After a wild offseason that saw perhaps the most impactful free agency period in league history, the 2019-2020 NBA season is nearly here.
Media day and training camps are set to begin within the next couple of days which also means fans will soon be getting a look at a revamped Los Angeles Lakers roster.
The Lakers were one of several teams who benefited from all the player movement as they finally managed to land Anthony Davis from the New Orleans Pelicans. Not only that, they managed to sign several quality free agents such as Danny Green, Jared Dudley, and Quinn Cook to help spread the floor for Davis and LeBron James.
ESPN has begun its yearly #NBARank series where they vote on the top 100 players in the league. Unsurprisingly enough, both Davis and James were high up on the list, but the latter was knocked a couple of spots down from his usual No. 1 spot. Sitting at No. 3, ESPN gave their rationale:
How long can he keep it up?

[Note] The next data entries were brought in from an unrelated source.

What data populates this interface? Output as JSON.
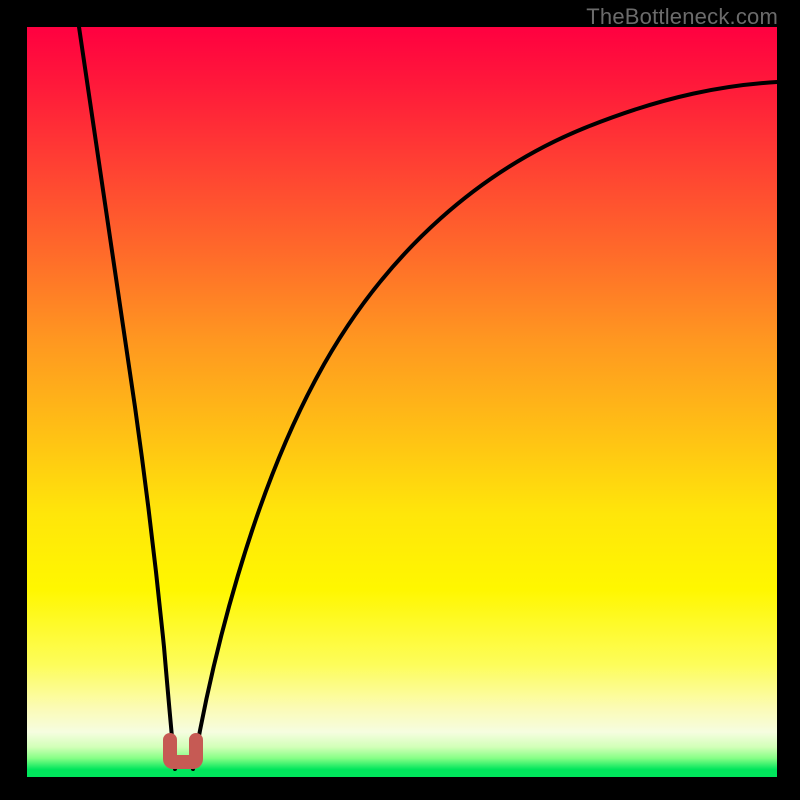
{
  "watermark": "TheBottleneck.com",
  "colors": {
    "curve": "#000000",
    "u_shape": "#c65a54",
    "frame": "#000000"
  },
  "chart_data": {
    "type": "line",
    "title": "",
    "xlabel": "",
    "ylabel": "",
    "xlim": [
      0,
      100
    ],
    "ylim": [
      0,
      100
    ],
    "grid": false,
    "legend": false,
    "series": [
      {
        "name": "left-branch",
        "x": [
          7,
          9,
          11,
          13,
          15,
          17,
          18.5,
          19.5
        ],
        "values": [
          100,
          83,
          66,
          49,
          33,
          16,
          6,
          1
        ]
      },
      {
        "name": "right-branch",
        "x": [
          22,
          24,
          27,
          31,
          36,
          42,
          50,
          60,
          72,
          86,
          100
        ],
        "values": [
          1,
          10,
          22,
          36,
          49,
          59,
          68,
          76,
          82,
          87,
          91
        ]
      }
    ],
    "annotation": {
      "name": "u-marker",
      "x": 20.5,
      "y": 1
    },
    "gradient_scale": {
      "top_color": "#ff0040",
      "bottom_color": "#00e65c",
      "meaning": "high-to-low"
    }
  }
}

Though James’ averages of 27.4 points, 8.5 rebounds and 8.3 assists while playing a career-low 35.2 minutes per game last season suggest he is still in dominant form, his VORP (value over replacement player) and PER (player efficiency rating) were both the lowest they’ve been since his rookie season. If James keeps defying Father Time with some younger talent in Anthony Davis and Kyle Kuzma to help share the load, L.A. should be a force. If he can’t, then the Lakers could have real challenges.
The knock against James is understandable given that he missed his first extended stretch of games due to an injury last season and did not look the same after returning. James was eventually shut down toward the end of the season with the Lakers already mathematically eliminated from the 2019 NBA playoffs.
The 34-year-old is still widely considered to be one of the best players in the league as evidenced by the ranking, but it is still odd not seeing him top the list. James has been the No. 1 player on #NBARank since its inception prior to the 2011-2012 season when he was still in the middle of his prime.
Regardless of James’ ranking, he and Davis are still arguably the league’s most dangerous one-two punch and should lead the purple and gold back to the playoffs.
How far they can go will come down to health and how fast the team gels.